Rafiz Abu Bakar

Personal information
- Full name: Rafiz bin Abu Bakar
- Date of birth: 26 June 1980 (age 44)
- Place of birth: Alor Star, Kedah, Malaysia
- Height: 1.71 m (5 ft 7+1⁄2 in)
- Position(s): Midfielder

Team information
- Current team: Kedah United
- Number: 14

Youth career
- 1997: FC Bayern Munich
- 1998–2000: Kedah FA President Cup

Senior career*
- Years: Team / Apps / (Gls)
- 2001–2003: Kedah FA / ? / (?)
- 2004–2006: Perlis FA / ? / (?)
- 2006–2009: Kedah FA / ? / (?)
- 2010: Sarawak FA
- 2013–present: Kedah United

= Rafiz Abu Bakar =

Malaysian footballer

Rafiz Abu Bakar (born 26 June 1980 in Alor Star, Kedah) is a Malaysian footballer who is currently unattached.
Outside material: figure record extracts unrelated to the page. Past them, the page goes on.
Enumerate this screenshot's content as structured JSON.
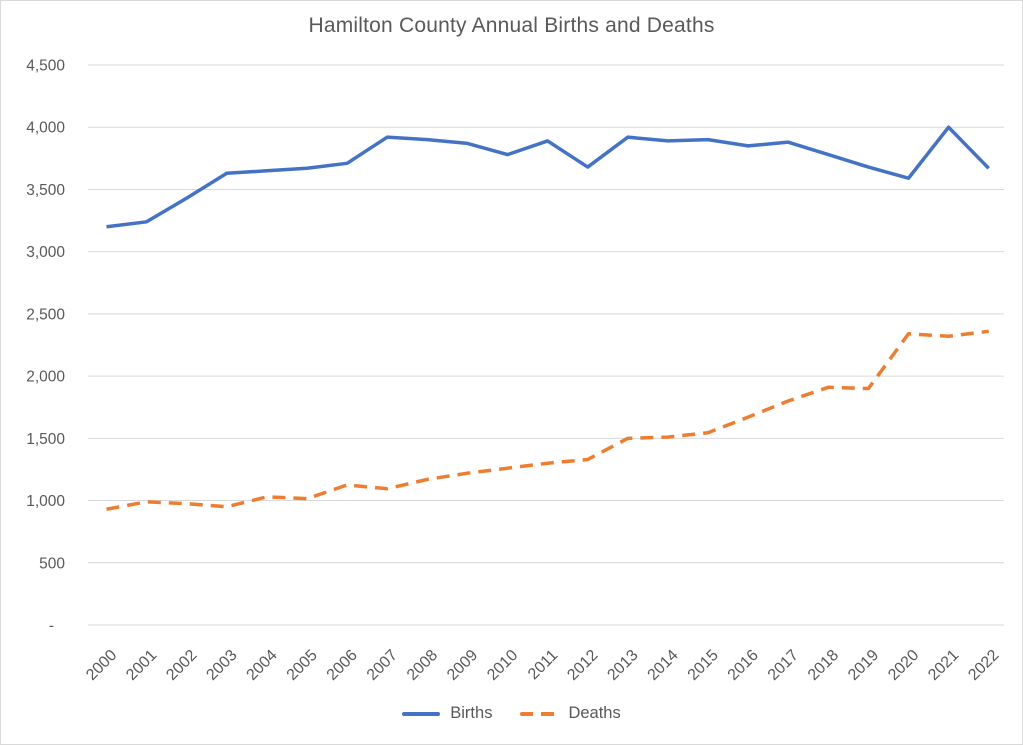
{
  "chart_data": {
    "type": "line",
    "title": "Hamilton County Annual Births and Deaths",
    "categories": [
      "2000",
      "2001",
      "2002",
      "2003",
      "2004",
      "2005",
      "2006",
      "2007",
      "2008",
      "2009",
      "2010",
      "2011",
      "2012",
      "2013",
      "2014",
      "2015",
      "2016",
      "2017",
      "2018",
      "2019",
      "2020",
      "2021",
      "2022"
    ],
    "series": [
      {
        "name": "Births",
        "color": "#4472C4",
        "line_style": "solid",
        "values": [
          3200,
          3240,
          3430,
          3630,
          3650,
          3670,
          3710,
          3920,
          3900,
          3870,
          3780,
          3890,
          3680,
          3920,
          3890,
          3900,
          3850,
          3880,
          3780,
          3680,
          3590,
          4000,
          3670
        ]
      },
      {
        "name": "Deaths",
        "color": "#ED7D31",
        "line_style": "dashed",
        "values": [
          930,
          990,
          975,
          950,
          1030,
          1015,
          1125,
          1095,
          1170,
          1220,
          1260,
          1300,
          1330,
          1500,
          1510,
          1545,
          1670,
          1800,
          1910,
          1900,
          2340,
          2320,
          2360
        ]
      }
    ],
    "ylim": [
      0,
      4500
    ],
    "ytick_step": 500,
    "ytick_labels": [
      "-",
      "500",
      "1,000",
      "1,500",
      "2,000",
      "2,500",
      "3,000",
      "3,500",
      "4,000",
      "4,500"
    ],
    "grid": "horizontal",
    "legend_position": "bottom",
    "x_label_rotation": -45
  },
  "style": {
    "text_color": "#595959",
    "gridline_color": "#D9D9D9",
    "frame_border_color": "#D9D9D9",
    "background": "#FFFFFF"
  }
}
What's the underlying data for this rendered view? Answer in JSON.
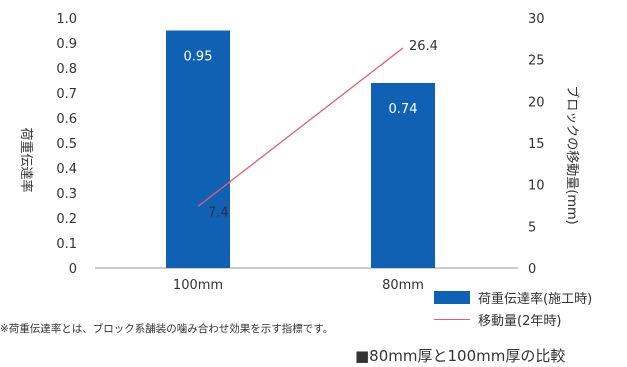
{
  "chart_data": {
    "type": "bar",
    "categories": [
      "100mm",
      "80mm"
    ],
    "series": [
      {
        "name": "荷重伝達率(施工時)",
        "kind": "bar",
        "axis": "left",
        "values": [
          0.95,
          0.74
        ],
        "labels": [
          "0.95",
          "0.74"
        ],
        "color": "#1060b4"
      },
      {
        "name": "移動量(2年時)",
        "kind": "line",
        "axis": "right",
        "values": [
          7.4,
          26.4
        ],
        "labels": [
          "7.4",
          "26.4"
        ],
        "color": "#e06070"
      }
    ],
    "ylabel": "荷重伝達率",
    "y2label": "ブロックの移動量(mm)",
    "ylim": [
      0,
      1.0
    ],
    "y2lim": [
      0,
      30
    ],
    "yticks": [
      "0",
      "0.1",
      "0.2",
      "0.3",
      "0.4",
      "0.5",
      "0.6",
      "0.7",
      "0.8",
      "0.9",
      "1.0"
    ],
    "y2ticks": [
      "0",
      "5",
      "10",
      "15",
      "20",
      "25",
      "30"
    ],
    "grid": false,
    "legend_position": "bottom-right"
  },
  "note": "※荷重伝達率とは、ブロック系舗装の噛み合わせ効果を示す指標です。",
  "caption": "■80mm厚と100mm厚の比較"
}
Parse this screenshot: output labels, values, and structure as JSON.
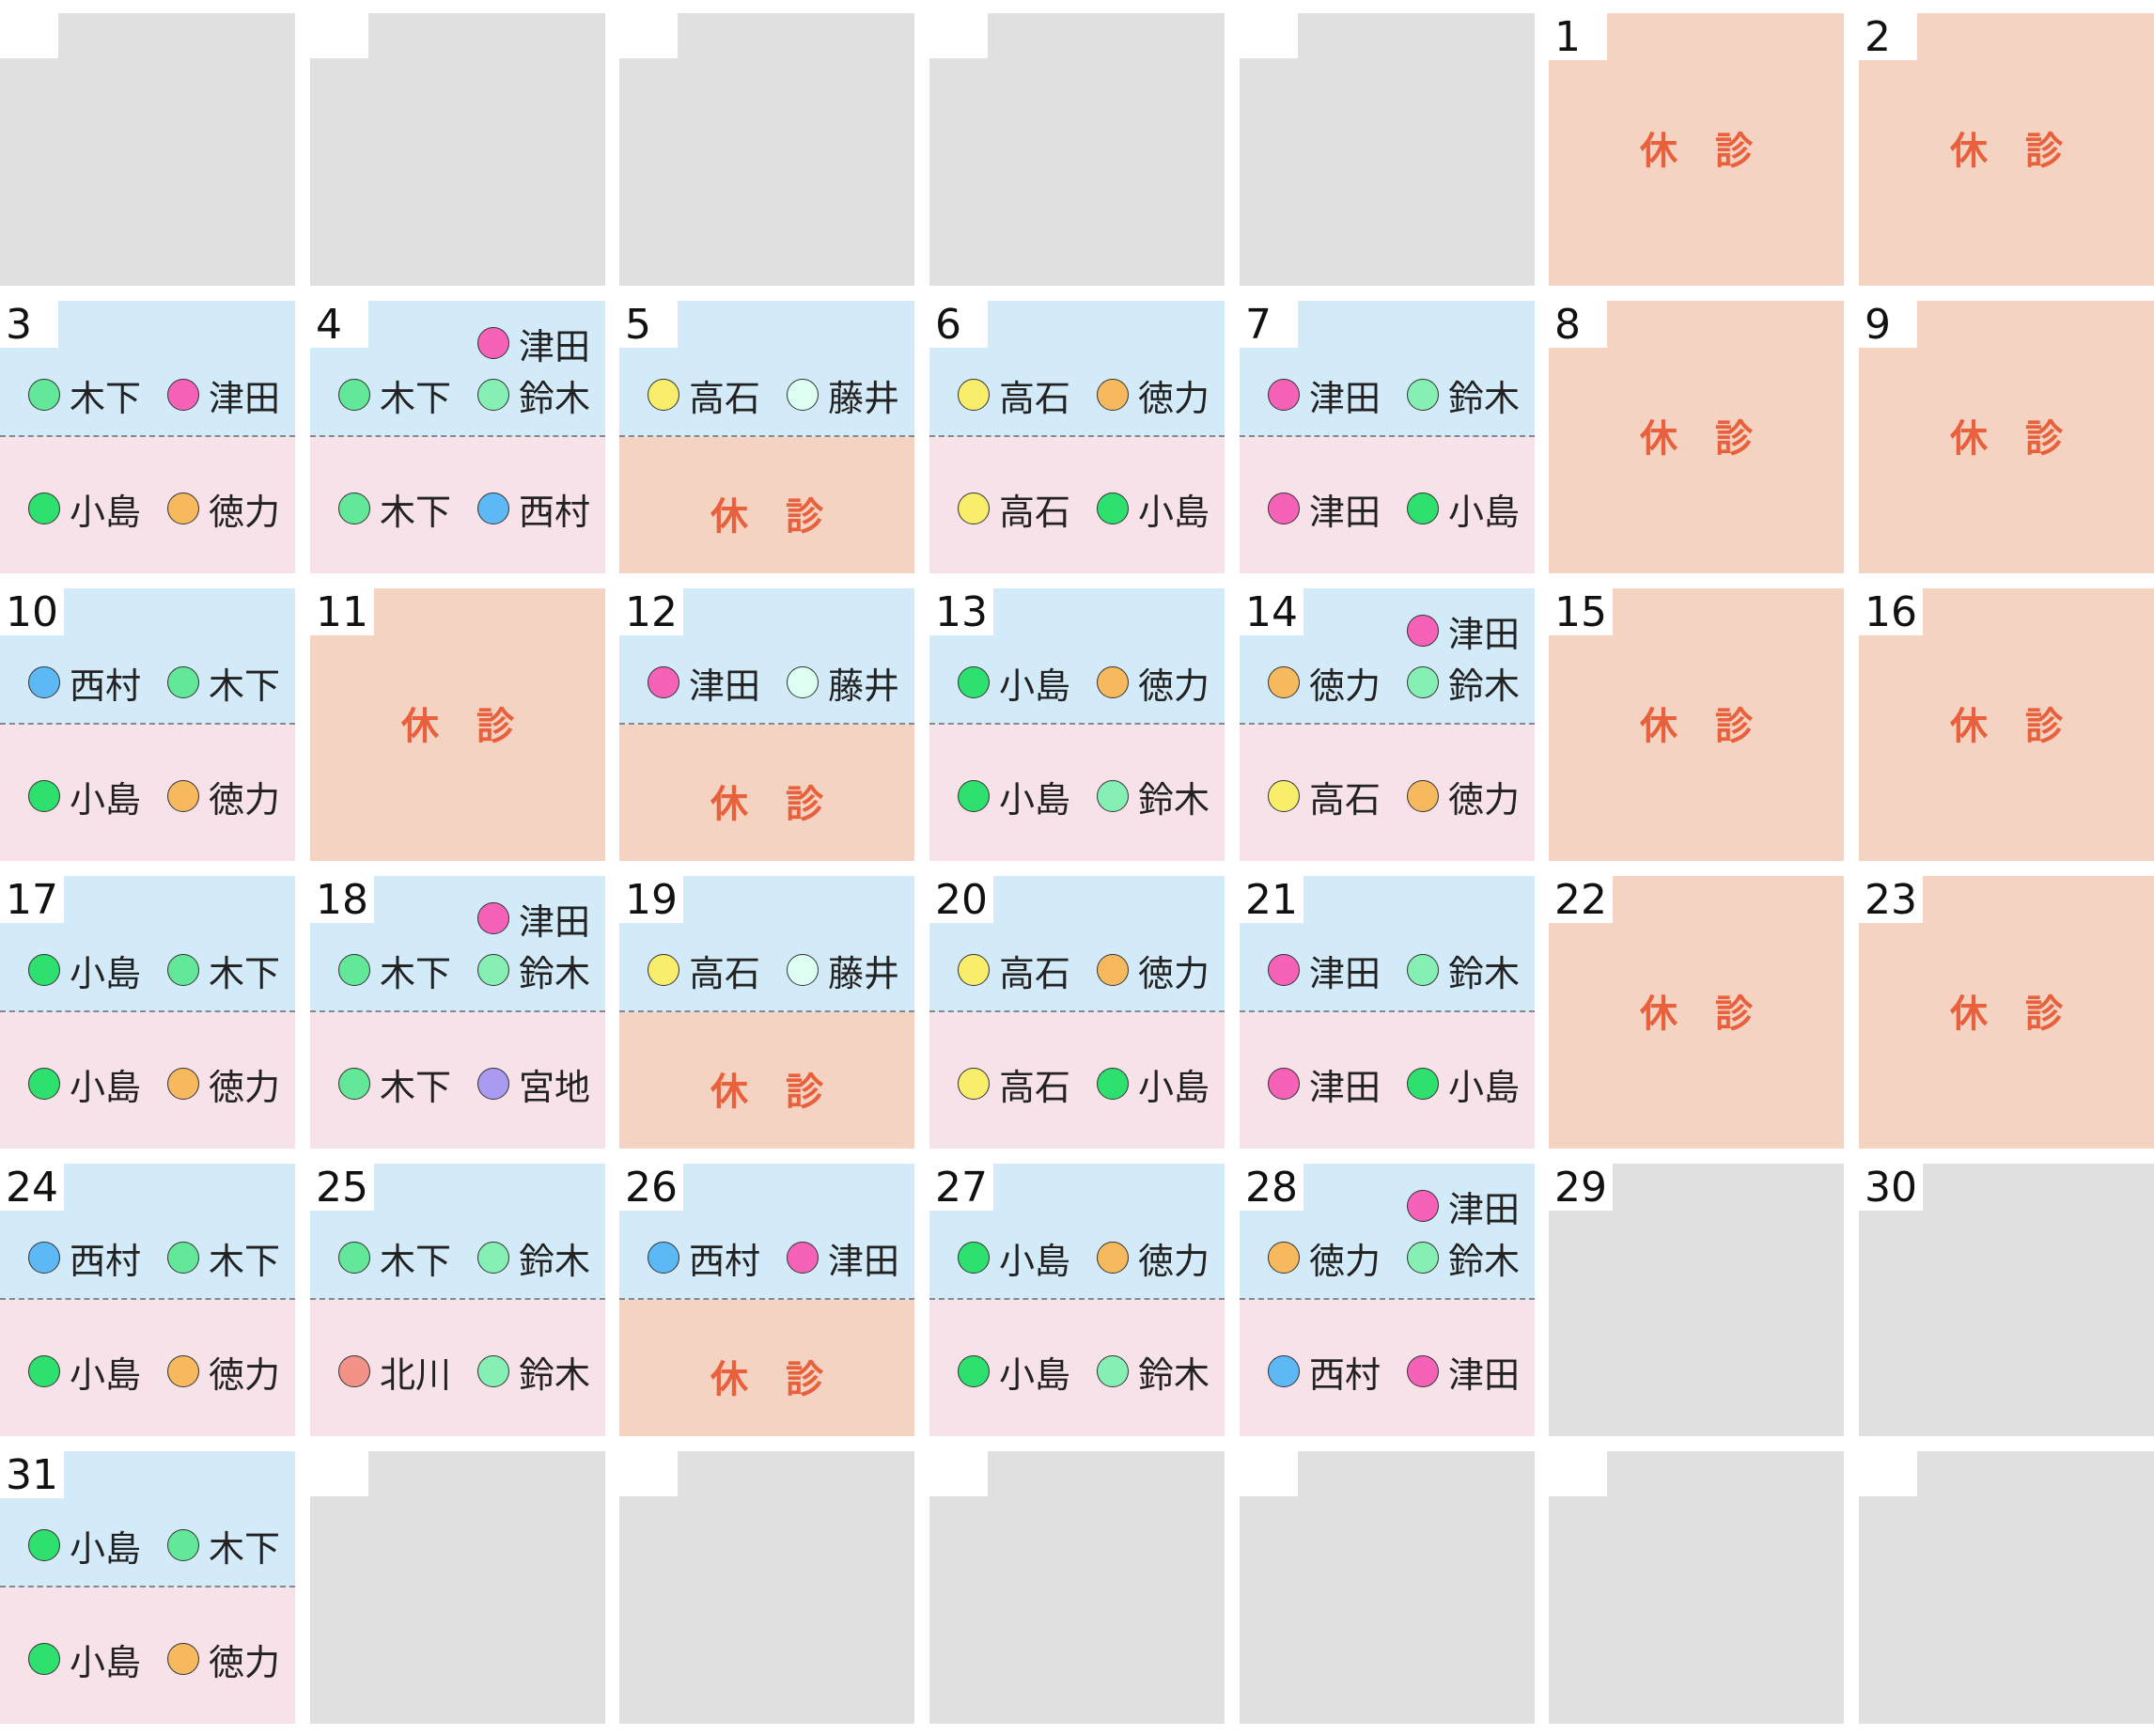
{
  "closed_label": "休　診",
  "weeks": [
    [
      {
        "status": "blank"
      },
      {
        "status": "blank"
      },
      {
        "status": "blank"
      },
      {
        "status": "blank"
      },
      {
        "status": "blank"
      },
      {
        "day": 1,
        "status": "closed"
      },
      {
        "day": 2,
        "status": "closed"
      }
    ],
    [
      {
        "day": 3,
        "status": "clinic",
        "am": [
          {
            "name": "木下",
            "color": "#62e898"
          },
          {
            "name": "津田",
            "color": "#f562b8"
          }
        ],
        "pm": [
          {
            "name": "小島",
            "color": "#2ee06e"
          },
          {
            "name": "徳力",
            "color": "#f6b95e"
          }
        ]
      },
      {
        "day": 4,
        "status": "clinic",
        "am": [
          {
            "name": "津田",
            "color": "#f562b8"
          },
          {
            "name": "木下",
            "color": "#62e898"
          },
          {
            "name": "鈴木",
            "color": "#86f0b4"
          }
        ],
        "pm": [
          {
            "name": "木下",
            "color": "#62e898"
          },
          {
            "name": "西村",
            "color": "#5cb9f6"
          }
        ]
      },
      {
        "day": 5,
        "status": "am_only",
        "am": [
          {
            "name": "高石",
            "color": "#f8ee6c"
          },
          {
            "name": "藤井",
            "color": "#dcfff2"
          }
        ]
      },
      {
        "day": 6,
        "status": "clinic",
        "am": [
          {
            "name": "高石",
            "color": "#f8ee6c"
          },
          {
            "name": "徳力",
            "color": "#f6b95e"
          }
        ],
        "pm": [
          {
            "name": "高石",
            "color": "#f8ee6c"
          },
          {
            "name": "小島",
            "color": "#2ee06e"
          }
        ]
      },
      {
        "day": 7,
        "status": "clinic",
        "am": [
          {
            "name": "津田",
            "color": "#f562b8"
          },
          {
            "name": "鈴木",
            "color": "#86f0b4"
          }
        ],
        "pm": [
          {
            "name": "津田",
            "color": "#f562b8"
          },
          {
            "name": "小島",
            "color": "#2ee06e"
          }
        ]
      },
      {
        "day": 8,
        "status": "closed"
      },
      {
        "day": 9,
        "status": "closed"
      }
    ],
    [
      {
        "day": 10,
        "status": "clinic",
        "am": [
          {
            "name": "西村",
            "color": "#5cb9f6"
          },
          {
            "name": "木下",
            "color": "#62e898"
          }
        ],
        "pm": [
          {
            "name": "小島",
            "color": "#2ee06e"
          },
          {
            "name": "徳力",
            "color": "#f6b95e"
          }
        ]
      },
      {
        "day": 11,
        "status": "closed"
      },
      {
        "day": 12,
        "status": "am_only",
        "am": [
          {
            "name": "津田",
            "color": "#f562b8"
          },
          {
            "name": "藤井",
            "color": "#dcfff2"
          }
        ]
      },
      {
        "day": 13,
        "status": "clinic",
        "am": [
          {
            "name": "小島",
            "color": "#2ee06e"
          },
          {
            "name": "徳力",
            "color": "#f6b95e"
          }
        ],
        "pm": [
          {
            "name": "小島",
            "color": "#2ee06e"
          },
          {
            "name": "鈴木",
            "color": "#86f0b4"
          }
        ]
      },
      {
        "day": 14,
        "status": "clinic",
        "am": [
          {
            "name": "津田",
            "color": "#f562b8"
          },
          {
            "name": "徳力",
            "color": "#f6b95e"
          },
          {
            "name": "鈴木",
            "color": "#86f0b4"
          }
        ],
        "pm": [
          {
            "name": "高石",
            "color": "#f8ee6c"
          },
          {
            "name": "徳力",
            "color": "#f6b95e"
          }
        ]
      },
      {
        "day": 15,
        "status": "closed"
      },
      {
        "day": 16,
        "status": "closed"
      }
    ],
    [
      {
        "day": 17,
        "status": "clinic",
        "am": [
          {
            "name": "小島",
            "color": "#2ee06e"
          },
          {
            "name": "木下",
            "color": "#62e898"
          }
        ],
        "pm": [
          {
            "name": "小島",
            "color": "#2ee06e"
          },
          {
            "name": "徳力",
            "color": "#f6b95e"
          }
        ]
      },
      {
        "day": 18,
        "status": "clinic",
        "am": [
          {
            "name": "津田",
            "color": "#f562b8"
          },
          {
            "name": "木下",
            "color": "#62e898"
          },
          {
            "name": "鈴木",
            "color": "#86f0b4"
          }
        ],
        "pm": [
          {
            "name": "木下",
            "color": "#62e898"
          },
          {
            "name": "宮地",
            "color": "#a99af2"
          }
        ]
      },
      {
        "day": 19,
        "status": "am_only",
        "am": [
          {
            "name": "高石",
            "color": "#f8ee6c"
          },
          {
            "name": "藤井",
            "color": "#dcfff2"
          }
        ]
      },
      {
        "day": 20,
        "status": "clinic",
        "am": [
          {
            "name": "高石",
            "color": "#f8ee6c"
          },
          {
            "name": "徳力",
            "color": "#f6b95e"
          }
        ],
        "pm": [
          {
            "name": "高石",
            "color": "#f8ee6c"
          },
          {
            "name": "小島",
            "color": "#2ee06e"
          }
        ]
      },
      {
        "day": 21,
        "status": "clinic",
        "am": [
          {
            "name": "津田",
            "color": "#f562b8"
          },
          {
            "name": "鈴木",
            "color": "#86f0b4"
          }
        ],
        "pm": [
          {
            "name": "津田",
            "color": "#f562b8"
          },
          {
            "name": "小島",
            "color": "#2ee06e"
          }
        ]
      },
      {
        "day": 22,
        "status": "closed"
      },
      {
        "day": 23,
        "status": "closed"
      }
    ],
    [
      {
        "day": 24,
        "status": "clinic",
        "am": [
          {
            "name": "西村",
            "color": "#5cb9f6"
          },
          {
            "name": "木下",
            "color": "#62e898"
          }
        ],
        "pm": [
          {
            "name": "小島",
            "color": "#2ee06e"
          },
          {
            "name": "徳力",
            "color": "#f6b95e"
          }
        ]
      },
      {
        "day": 25,
        "status": "clinic",
        "am": [
          {
            "name": "木下",
            "color": "#62e898"
          },
          {
            "name": "鈴木",
            "color": "#86f0b4"
          }
        ],
        "pm": [
          {
            "name": "北川",
            "color": "#f39388"
          },
          {
            "name": "鈴木",
            "color": "#86f0b4"
          }
        ]
      },
      {
        "day": 26,
        "status": "am_only",
        "am": [
          {
            "name": "西村",
            "color": "#5cb9f6"
          },
          {
            "name": "津田",
            "color": "#f562b8"
          }
        ]
      },
      {
        "day": 27,
        "status": "clinic",
        "am": [
          {
            "name": "小島",
            "color": "#2ee06e"
          },
          {
            "name": "徳力",
            "color": "#f6b95e"
          }
        ],
        "pm": [
          {
            "name": "小島",
            "color": "#2ee06e"
          },
          {
            "name": "鈴木",
            "color": "#86f0b4"
          }
        ]
      },
      {
        "day": 28,
        "status": "clinic",
        "am": [
          {
            "name": "津田",
            "color": "#f562b8"
          },
          {
            "name": "徳力",
            "color": "#f6b95e"
          },
          {
            "name": "鈴木",
            "color": "#86f0b4"
          }
        ],
        "pm": [
          {
            "name": "西村",
            "color": "#5cb9f6"
          },
          {
            "name": "津田",
            "color": "#f562b8"
          }
        ]
      },
      {
        "day": 29,
        "status": "none"
      },
      {
        "day": 30,
        "status": "none"
      }
    ],
    [
      {
        "day": 31,
        "status": "clinic",
        "am": [
          {
            "name": "小島",
            "color": "#2ee06e"
          },
          {
            "name": "木下",
            "color": "#62e898"
          }
        ],
        "pm": [
          {
            "name": "小島",
            "color": "#2ee06e"
          },
          {
            "name": "徳力",
            "color": "#f6b95e"
          }
        ]
      },
      {
        "status": "blank"
      },
      {
        "status": "blank"
      },
      {
        "status": "blank"
      },
      {
        "status": "blank"
      },
      {
        "status": "blank"
      },
      {
        "status": "blank"
      }
    ]
  ]
}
Previously, he played for Sarawak FA in the 2010 Malaysia Premier League.

He was one of the bright youngster produced by the Malaysian youth coaches at the academy at FAM and he received a six-month training with Bundesliga champions, FC Bayern Munich when he was 16. After returning from training stints in Munich, Germany he was drafted to the Kedah youth and President Cup team under the guidance of current Kedah senior head coach, Mohd Azraai Khor Abdullah.

In 2004, he was loaned to Perlis FA for two seasons before returning to his hometown where he had limited playing time due to injuries.